Published online Sep 19, 2023. doi: 10.5498/wjp.v13.i9.654
Peer-review started: June 30, 2023
First decision: July 18, 2023
Revised: July 25, 2023
Accepted: August 21, 2023
Article in press: August 21, 2023
Published online: September 19, 2023
The clinical prediction of postpartum depression in patients with pregnancy-induced hypertension is still insufficient, and the application of the nomogram model in predicting postpartum depression in patients with pregnancy-induced hypertension is rarely reported.
Compared with normal pregnant, pregnancy-induced hypertension patients have a higher risk of postpartum depression, which is related to several factors.

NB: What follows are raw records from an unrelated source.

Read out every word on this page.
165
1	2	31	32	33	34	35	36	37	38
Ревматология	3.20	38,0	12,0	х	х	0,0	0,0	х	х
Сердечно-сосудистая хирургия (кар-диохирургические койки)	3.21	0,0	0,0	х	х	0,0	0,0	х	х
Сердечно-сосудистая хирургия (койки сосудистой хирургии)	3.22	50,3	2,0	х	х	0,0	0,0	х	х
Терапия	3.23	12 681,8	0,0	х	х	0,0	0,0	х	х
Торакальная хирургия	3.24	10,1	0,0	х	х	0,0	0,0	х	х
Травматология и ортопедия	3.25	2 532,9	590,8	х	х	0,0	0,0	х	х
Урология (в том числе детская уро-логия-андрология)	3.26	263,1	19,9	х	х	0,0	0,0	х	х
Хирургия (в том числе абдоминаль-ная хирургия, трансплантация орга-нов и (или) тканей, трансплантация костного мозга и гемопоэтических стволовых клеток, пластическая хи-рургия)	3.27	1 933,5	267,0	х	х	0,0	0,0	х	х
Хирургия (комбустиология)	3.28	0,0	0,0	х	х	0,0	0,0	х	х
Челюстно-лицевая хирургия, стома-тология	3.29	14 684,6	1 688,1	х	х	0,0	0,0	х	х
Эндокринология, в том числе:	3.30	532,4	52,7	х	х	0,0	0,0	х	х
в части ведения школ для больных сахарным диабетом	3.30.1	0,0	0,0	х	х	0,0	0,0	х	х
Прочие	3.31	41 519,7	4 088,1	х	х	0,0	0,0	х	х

By integrating risk factors of postpartum depression in pregnancy-induced hypertension and constructing predictive models, this study guides identifying high-risk patients and early clinical intervention.
The study's purpose was to integrate the risk factors of postpartum depression in patients with pregnancy-induced hypertension, construct a graph prediction model, and evaluate the predictive effect of the model.

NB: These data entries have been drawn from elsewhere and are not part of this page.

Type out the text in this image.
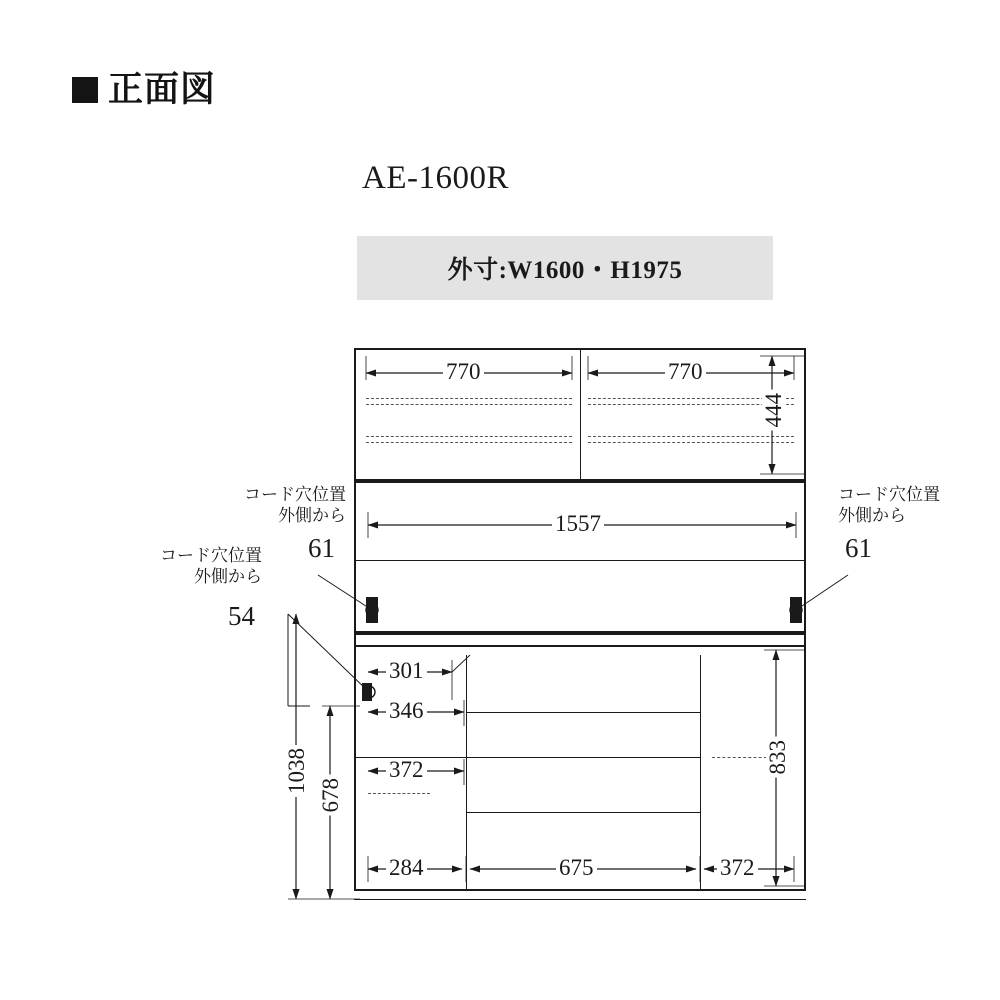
正面図
AE-1600R
外寸:W1600・H1975
770	770
444
1557
301
346
372
284	675	372
833
1038
678
コード穴位置
外側から
61
コード穴位置
外側から
54
コード穴位置
外側から
61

Multivariate logistic regression analysis and LASSO regression were used to analyze the factors related to postpartum depression in pregnancy-induced hypertension. R version 4.0.3 was used to construct a line graph risk predictive model. The area under the receiver operating curve was used to evaluate effectiveness.

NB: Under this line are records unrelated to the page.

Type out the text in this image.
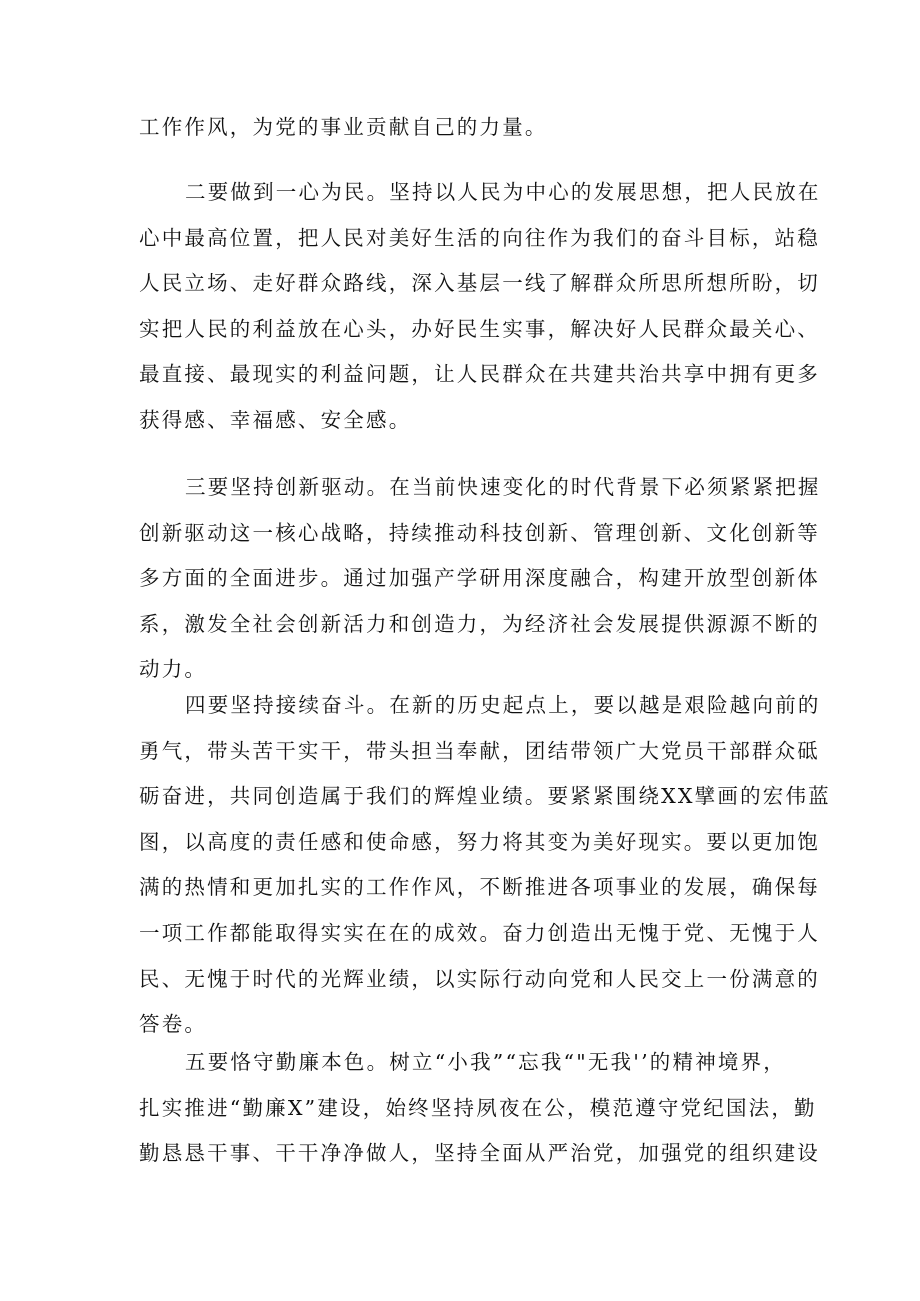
工作作风，为党的事业贡献自己的力量。
二要做到一心为民。坚持以人民为中心的发展思想，把人民放在
心中最高位置，把人民对美好生活的向往作为我们的奋斗目标，站稳
人民立场、走好群众路线，深入基层一线了解群众所思所想所盼，切
实把人民的利益放在心头，办好民生实事，解决好人民群众最关心、
最直接、最现实的利益问题，让人民群众在共建共治共享中拥有更多
获得感、幸福感、安全感。
三要坚持创新驱动。在当前快速变化的时代背景下必须紧紧把握
创新驱动这一核心战略，持续推动科技创新、管理创新、文化创新等
多方面的全面进步。通过加强产学研用深度融合，构建开放型创新体
系，激发全社会创新活力和创造力，为经济社会发展提供源源不断的
动力。
四要坚持接续奋斗。在新的历史起点上，要以越是艰险越向前的
勇气，带头苦干实干，带头担当奉献，团结带领广大党员干部群众砥
砺奋进，共同创造属于我们的辉煌业绩。要紧紧围绕XX擘画的宏伟蓝
图，以高度的责任感和使命感，努力将其变为美好现实。要以更加饱
满的热情和更加扎实的工作作风，不断推进各项事业的发展，确保每
一项工作都能取得实实在在的成效。奋力创造出无愧于党、无愧于人
民、无愧于时代的光辉业绩，以实际行动向党和人民交上一份满意的
答卷。
五要恪守勤廉本色。树立“小我”“忘我“"无我'’的精神境界，
扎实推进“勤廉X”建设，始终坚持夙夜在公，模范遵守党纪国法，勤
勤恳恳干事、干干净净做人，坚持全面从严治党，加强党的组织建设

Vitamin A deficiency (VAD) during pregnancy and puerperium, eicosapentaenoic acid (EPA) and docosahexaenoic acid (DHA) are independent risk factors for postpartum depression in pregnancy-induced hypertension. The histogram model established by this method had good predictive efficacy and could guide clinical prevention and intervention.
Postpartum depression in pregnancy-induced hypertension is related to VAD during pregnancy and puerperium, family history of hypertension, intestinal flora disorders during pregnancy and perinatal period, EPA, and DHA. The predictive efficacy of the risk model established by this method has clinical application value.
Future research directions should increase the sample size or multicenter study to verify the results, enhance the reliability of the conclusions, and better carry out clinical prevention interventions.